Effect of AR status on expression of ACSL4. (A) Relationship between AR and ACSL4 mRNA expression in 77 ER-negative breast tumor samples as reported in a study by Wang et al. [14]. Data provided by Oncomine. (B) Expression of ACSL4 protein in prostate cancer cell lines. Immunoblot analyses were performed as described in Materials and Methods. (C) Relationship between AR and ACSL4 mRNA levels in 98 human prostate tumors as reported by Holzbeierlein et al. [27]. Data provided by Gene Expression Omnibus.

Figure 4

Induction of ACSL4 expression in MCF-7 cells constitutively expressing Raf-1. Data provided by Gene Expression Omnibus. C indicates control; EI, long-term E₂-independent growth; erbB-2, cells overexpressing constitutively active c-erbB-2; MEK, cells overexpressing constitutively active MEK; Raf-1, cells overexpressing constitutively active Raf-1; EGFR, cells overexpressing ligand-activatable EGFR. Results shown are derived from the means of three separate determinations.

Figure 5

Effect of ablation of ACSL4 expression on proliferation of MDA-MB-231 cells.
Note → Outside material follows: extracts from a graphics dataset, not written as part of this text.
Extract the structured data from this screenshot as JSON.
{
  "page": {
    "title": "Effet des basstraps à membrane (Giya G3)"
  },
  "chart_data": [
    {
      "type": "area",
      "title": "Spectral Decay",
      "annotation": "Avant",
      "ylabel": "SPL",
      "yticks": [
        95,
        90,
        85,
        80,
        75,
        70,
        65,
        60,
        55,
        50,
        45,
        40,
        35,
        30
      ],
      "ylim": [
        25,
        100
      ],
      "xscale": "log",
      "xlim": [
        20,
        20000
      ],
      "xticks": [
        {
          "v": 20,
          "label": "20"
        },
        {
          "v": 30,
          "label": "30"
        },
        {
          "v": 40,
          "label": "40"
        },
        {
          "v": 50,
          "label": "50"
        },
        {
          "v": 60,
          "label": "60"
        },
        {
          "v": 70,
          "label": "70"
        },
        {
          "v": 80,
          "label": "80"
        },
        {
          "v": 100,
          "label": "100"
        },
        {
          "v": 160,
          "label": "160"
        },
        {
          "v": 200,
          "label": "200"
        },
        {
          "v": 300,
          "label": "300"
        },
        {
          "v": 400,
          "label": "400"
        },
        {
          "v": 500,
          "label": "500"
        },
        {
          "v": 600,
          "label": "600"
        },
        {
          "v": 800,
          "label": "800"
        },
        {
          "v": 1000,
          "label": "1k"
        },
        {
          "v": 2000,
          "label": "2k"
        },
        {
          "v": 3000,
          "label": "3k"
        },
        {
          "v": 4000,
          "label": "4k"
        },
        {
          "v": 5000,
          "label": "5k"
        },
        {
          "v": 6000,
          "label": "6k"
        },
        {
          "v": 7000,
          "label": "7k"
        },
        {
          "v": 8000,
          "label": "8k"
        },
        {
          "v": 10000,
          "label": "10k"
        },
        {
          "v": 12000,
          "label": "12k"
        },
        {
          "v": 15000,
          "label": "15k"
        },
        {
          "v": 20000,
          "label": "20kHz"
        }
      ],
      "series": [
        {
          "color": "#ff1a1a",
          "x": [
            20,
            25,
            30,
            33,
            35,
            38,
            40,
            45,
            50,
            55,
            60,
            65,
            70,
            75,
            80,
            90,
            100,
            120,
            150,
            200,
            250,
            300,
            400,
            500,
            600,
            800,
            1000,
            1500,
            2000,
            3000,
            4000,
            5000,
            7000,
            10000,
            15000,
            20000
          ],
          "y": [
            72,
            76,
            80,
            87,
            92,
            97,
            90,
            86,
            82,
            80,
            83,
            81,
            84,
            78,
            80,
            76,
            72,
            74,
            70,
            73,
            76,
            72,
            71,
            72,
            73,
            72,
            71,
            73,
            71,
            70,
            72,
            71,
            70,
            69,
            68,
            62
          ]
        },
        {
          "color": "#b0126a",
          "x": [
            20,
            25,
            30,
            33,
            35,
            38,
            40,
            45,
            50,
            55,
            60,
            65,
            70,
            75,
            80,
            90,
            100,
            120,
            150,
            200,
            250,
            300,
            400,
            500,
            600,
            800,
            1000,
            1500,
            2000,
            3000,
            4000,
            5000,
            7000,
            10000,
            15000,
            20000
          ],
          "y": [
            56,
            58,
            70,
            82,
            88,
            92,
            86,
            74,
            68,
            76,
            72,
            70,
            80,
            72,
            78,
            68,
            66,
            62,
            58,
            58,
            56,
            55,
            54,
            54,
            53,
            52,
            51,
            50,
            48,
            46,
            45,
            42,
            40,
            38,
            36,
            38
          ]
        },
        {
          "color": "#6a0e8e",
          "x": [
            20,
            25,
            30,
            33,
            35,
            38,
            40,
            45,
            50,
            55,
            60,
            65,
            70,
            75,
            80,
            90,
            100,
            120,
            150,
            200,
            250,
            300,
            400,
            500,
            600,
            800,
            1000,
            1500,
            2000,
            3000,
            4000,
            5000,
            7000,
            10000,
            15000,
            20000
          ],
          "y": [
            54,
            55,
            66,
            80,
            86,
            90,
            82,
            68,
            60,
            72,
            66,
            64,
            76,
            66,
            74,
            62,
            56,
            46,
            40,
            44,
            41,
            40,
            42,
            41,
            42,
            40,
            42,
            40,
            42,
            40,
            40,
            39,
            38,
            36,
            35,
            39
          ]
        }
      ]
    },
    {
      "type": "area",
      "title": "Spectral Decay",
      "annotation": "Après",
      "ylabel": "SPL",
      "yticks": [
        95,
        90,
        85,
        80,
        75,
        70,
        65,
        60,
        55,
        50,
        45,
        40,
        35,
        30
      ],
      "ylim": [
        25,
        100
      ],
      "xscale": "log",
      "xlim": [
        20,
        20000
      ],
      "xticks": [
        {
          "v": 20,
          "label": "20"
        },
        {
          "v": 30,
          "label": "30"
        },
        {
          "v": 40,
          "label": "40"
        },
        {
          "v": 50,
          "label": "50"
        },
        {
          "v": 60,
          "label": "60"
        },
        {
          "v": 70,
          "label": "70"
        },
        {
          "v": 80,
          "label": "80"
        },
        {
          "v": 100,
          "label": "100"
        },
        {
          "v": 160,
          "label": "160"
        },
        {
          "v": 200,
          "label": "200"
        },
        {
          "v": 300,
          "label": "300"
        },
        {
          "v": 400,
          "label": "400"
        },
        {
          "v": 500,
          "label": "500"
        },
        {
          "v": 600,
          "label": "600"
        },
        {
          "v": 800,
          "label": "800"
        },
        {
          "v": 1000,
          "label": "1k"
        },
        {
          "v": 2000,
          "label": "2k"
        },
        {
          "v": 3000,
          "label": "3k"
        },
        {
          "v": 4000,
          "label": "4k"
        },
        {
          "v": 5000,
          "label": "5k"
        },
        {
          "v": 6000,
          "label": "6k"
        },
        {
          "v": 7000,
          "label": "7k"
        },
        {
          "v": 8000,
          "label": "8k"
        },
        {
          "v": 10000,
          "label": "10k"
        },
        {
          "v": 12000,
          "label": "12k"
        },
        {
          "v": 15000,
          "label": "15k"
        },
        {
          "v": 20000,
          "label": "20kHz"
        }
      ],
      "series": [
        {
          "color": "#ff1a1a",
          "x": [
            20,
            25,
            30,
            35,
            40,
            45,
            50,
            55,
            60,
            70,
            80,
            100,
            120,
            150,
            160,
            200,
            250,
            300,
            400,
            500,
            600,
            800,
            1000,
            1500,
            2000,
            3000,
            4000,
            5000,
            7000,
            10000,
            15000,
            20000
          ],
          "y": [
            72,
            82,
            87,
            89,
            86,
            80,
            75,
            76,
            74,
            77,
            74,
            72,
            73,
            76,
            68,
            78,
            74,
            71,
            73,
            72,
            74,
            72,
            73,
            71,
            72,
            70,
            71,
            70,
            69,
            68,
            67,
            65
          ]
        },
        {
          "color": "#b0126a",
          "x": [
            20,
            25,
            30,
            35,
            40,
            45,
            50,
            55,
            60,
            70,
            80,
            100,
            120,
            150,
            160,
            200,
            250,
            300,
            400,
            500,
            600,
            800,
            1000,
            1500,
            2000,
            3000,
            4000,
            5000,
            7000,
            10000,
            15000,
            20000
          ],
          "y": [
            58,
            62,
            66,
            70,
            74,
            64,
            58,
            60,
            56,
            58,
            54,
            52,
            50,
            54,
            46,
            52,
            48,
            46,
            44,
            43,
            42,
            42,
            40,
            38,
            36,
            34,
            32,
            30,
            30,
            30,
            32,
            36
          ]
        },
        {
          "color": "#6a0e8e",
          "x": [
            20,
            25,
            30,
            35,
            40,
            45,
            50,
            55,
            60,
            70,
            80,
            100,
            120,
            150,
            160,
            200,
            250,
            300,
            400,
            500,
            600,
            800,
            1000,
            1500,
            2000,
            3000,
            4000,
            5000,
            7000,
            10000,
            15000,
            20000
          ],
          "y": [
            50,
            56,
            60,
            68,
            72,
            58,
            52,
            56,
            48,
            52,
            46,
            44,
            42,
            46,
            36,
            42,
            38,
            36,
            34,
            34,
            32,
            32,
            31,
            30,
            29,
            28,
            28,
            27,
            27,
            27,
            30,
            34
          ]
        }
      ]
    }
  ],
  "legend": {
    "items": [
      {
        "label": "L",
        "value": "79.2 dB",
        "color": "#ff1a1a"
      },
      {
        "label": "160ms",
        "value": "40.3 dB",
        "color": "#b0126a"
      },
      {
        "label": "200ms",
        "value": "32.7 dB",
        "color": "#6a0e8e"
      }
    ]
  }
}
Cells were treated for 48 hours with either a control or ACSL4-specific siRNA as described in the text. Cells were then harvested and replated in multiwell plastic dishes and treated as described. (A) Immunoblot of cellular protein after a 48-hour transfection with no addition (-), control siRNA (C), or ACSL4-siRNA (A). Methods were as described in the text. (B) Growth curve of cells after 48 hours of treatment with control or ACSL4-siRNA. (C) Effects of triacsin C on relative cell number after 48 hours of treatment with control or ACSL4-siRNA. Relative cell numbers were assayed as described in the text. Values shown are means ± SD.

Figure 6

Correlation of ACSL4 mRNA levels with time to distant metastasis in ER-negative tumors. Kaplan-Meier analysis of 77 ER-negative tumors from node-negative patients who did not receive systematic adjuvant therapy. The log-rank test evaluates whether there are significant differences between tumors harboring high versus low ACSL4 levels. The univariate Cox test evaluates the association of ACSL4 with patient outcome, when the expression values are treated as a continuous variable (i.e., without making a cut). Data provided by Oncomine from a study by Wang et al. [14].